Real estate market soars

Sales, prices up, but lack of inventory a potential impediment

The Peaks at the Redlands Mesa townhouses are now under construction along Ridges Boulevard, where 40 units are planned. New home construction in Mesa County is booming, up 74 percent from this time last year.



Story by: Joe Vaccarelli/Special to the Sentinel


Mesa County’s residential real estate market is seeing more sales for more money through the first five months of 2017, but a shortage of for-sale properties could pump the brakes on what otherwise could be a lucrative year for the real estate industry.

“We’re in a very steady market right now with a lack of inventory,” said Mike Burkhard, sales manager for Bray Real Estate. “We’re seeing prices driven up falsely because of demand. That’s not very healthy. The key to us is more properties.”

Through May, 1,396 residential properties were sold, according to a monthly report issued by Bray Real Estate, an increase of 13 percent from this time last year. However, the current active listings leave only two months of inventory ­­— a measure of how long it would take to exhaust the existing properties market if no new properties were listed.

A healthy market will have four to six months of inventory, according to Burkhard, who attributes the lack of homes to owners still being skittish from the economic downturn in 2008 that left many upside down on their mortgages.

“A lot of people lost money when the market crashed. They thought they were upside down,” Burkhard said. “They still think that, and some still are, but there are some out there that are OK to sell.”

In total there are 891 active residential listings, with more than 50 percent in the $100,000 to $299,000 price range. Homes priced $500,000 and above have the most months of inventory.

The median sales price for a home so far in 2017 is $215,000, up 10 percent from last year at this point and approaching the peak $225,000 median price from January-July 2008. The north area of Grand Junction saw the most home sales so far this year with more than 200 sold, followed closely by Fruita with 183. Approximately 80 percent of all homes sold were for less than $300,000.

New home construction is also booming, up 74 percent from this time last year, although Burkhard said construction is not keeping up with the demand in Mesa County.
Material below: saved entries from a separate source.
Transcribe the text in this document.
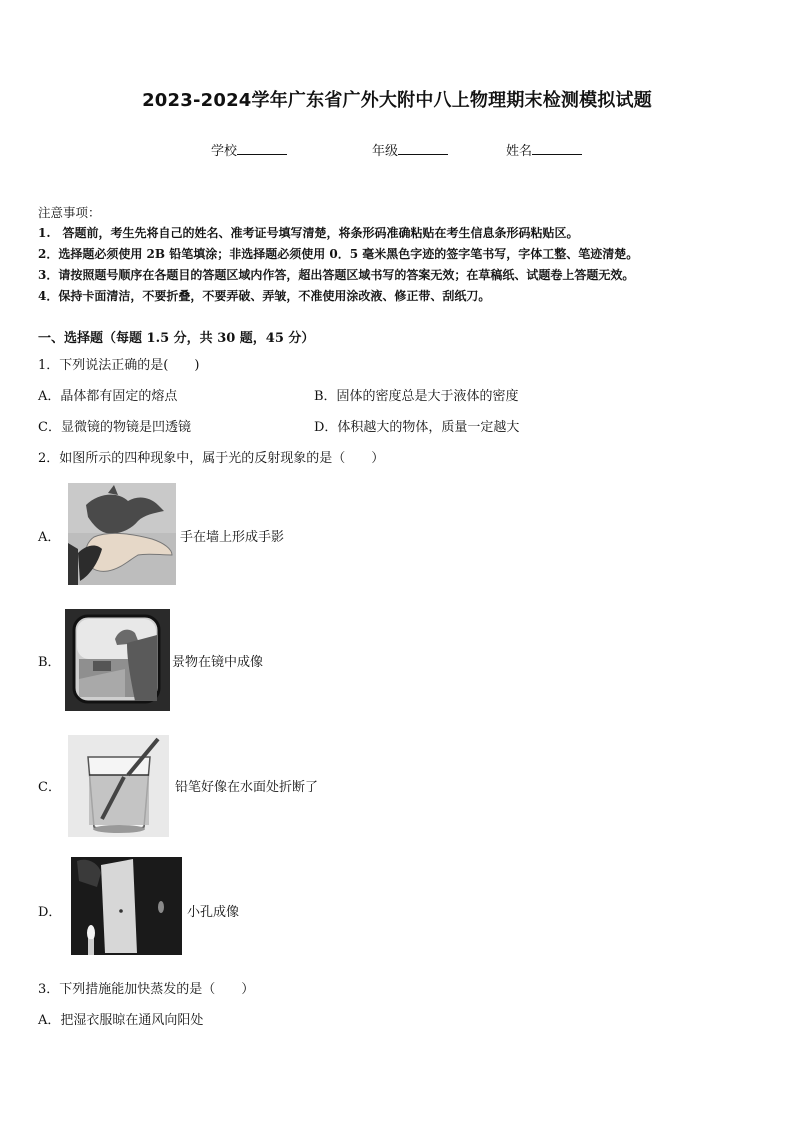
2023-2024学年广东省广外大附中八上物理期末检测模拟试题
学校	年级	姓名
注意事项：
1.　答题前，考生先将自己的姓名、准考证号填写清楚，将条形码准确粘贴在考生信息条形码粘贴区。
2．选择题必须使用 2B 铅笔填涂；非选择题必须使用 0．5 毫米黑色字迹的签字笔书写，字体工整、笔迹清楚。
3．请按照题号顺序在各题目的答题区域内作答，超出答题区域书写的答案无效；在草稿纸、试题卷上答题无效。
4．保持卡面清洁，不要折叠，不要弄破、弄皱，不准使用涂改液、修正带、刮纸刀。
一、选择题（每题 1.5 分，共 30 题，45 分）
1．下列说法正确的是(　　)
A．晶体都有固定的熔点	B．固体的密度总是大于液体的密度
C．显微镜的物镜是凹透镜	D．体积越大的物体，质量一定越大
2．如图所示的四种现象中，属于光的反射现象的是（　　）
A．	手在墙上形成手影
B．	景物在镜中成像
C．	铅笔好像在水面处折断了
D．	小孔成像
3．下列措施能加快蒸发的是（　　）
A．把湿衣服晾在通风向阳处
He cites lending restrictions such as the 2010 Dodd-Frank Act that regulates financial markets. Burkhard said this slows down banks lending to potential home builders.

There is also a need for townhomes and condominiums, but the lack of a construction defects bill until last month had quelled development on that end across the state. Many believed it was too easy for homeowners to sue developers, thus driving up insurance costs. Last month, Gov. John Hickenlooper signed a bill that would require a majority of condo owners to take legal action against a developer. Until now, a homeowners association board could take action itself.

“It’s a much more controlled market now, and probably over-controlled,” Burk-hard said.

Additionally, foreclosure filings and sales are down from last year and significantly down from the numbers of 2010. Filings are down 23 percent and sales have decreased 36 percent compared to 2016, although Mesa County Public Trustee Mike Moran believes last year was an outlier because of some layoffs in the oil and gas industry in late 2015.

“Things have come a long way in the last five years,” Moran said. “(The year) 2016 was just a little bit of a local anomaly because of the layoffs in fall 2015.”

There were 178 foreclosure filings and 87 sales through May this year. Those numbers are on pace to come up short of last year’s totals, but are on track to be similar to 2015. This is still significantly less than the nearly 1,600 filings seen in 2010.

“It says that we’re continuing to recover from the 2010 peak of foreclosures, but I see it plateauing just like 2002 to 2008, relatively,” Moran said. “It’s looking better this year, hopefully it will get a little better and hopefully there will be fewer foreclosures next year.”

In commercial real estate, Coldwell Banker Commercial member Dale Beede estimates his firm is doing about one and a half times the volume of last year and is nearly as busy as 2006, but working on fewer deals than at that time.

“The market is not nearly as robust as in those times,” he said, adding that there were some “crazy deals” back then.

Commercial real estate sales so far this year are down a bit from 2016, with 48 sales through May 31, compared to 74 sales through the same time in 2016. This year more closely aligns with 2015, when there were 40 sales during the same time frame, according to the Mesa County assessor’s website.

Beede predicts the commercial market will peak in about 15 years, which is just fine, in his opinion.

“We’re in a normal market right now. It’s not hot or cold,” he said. “There’s nothing wrong with a normal market.”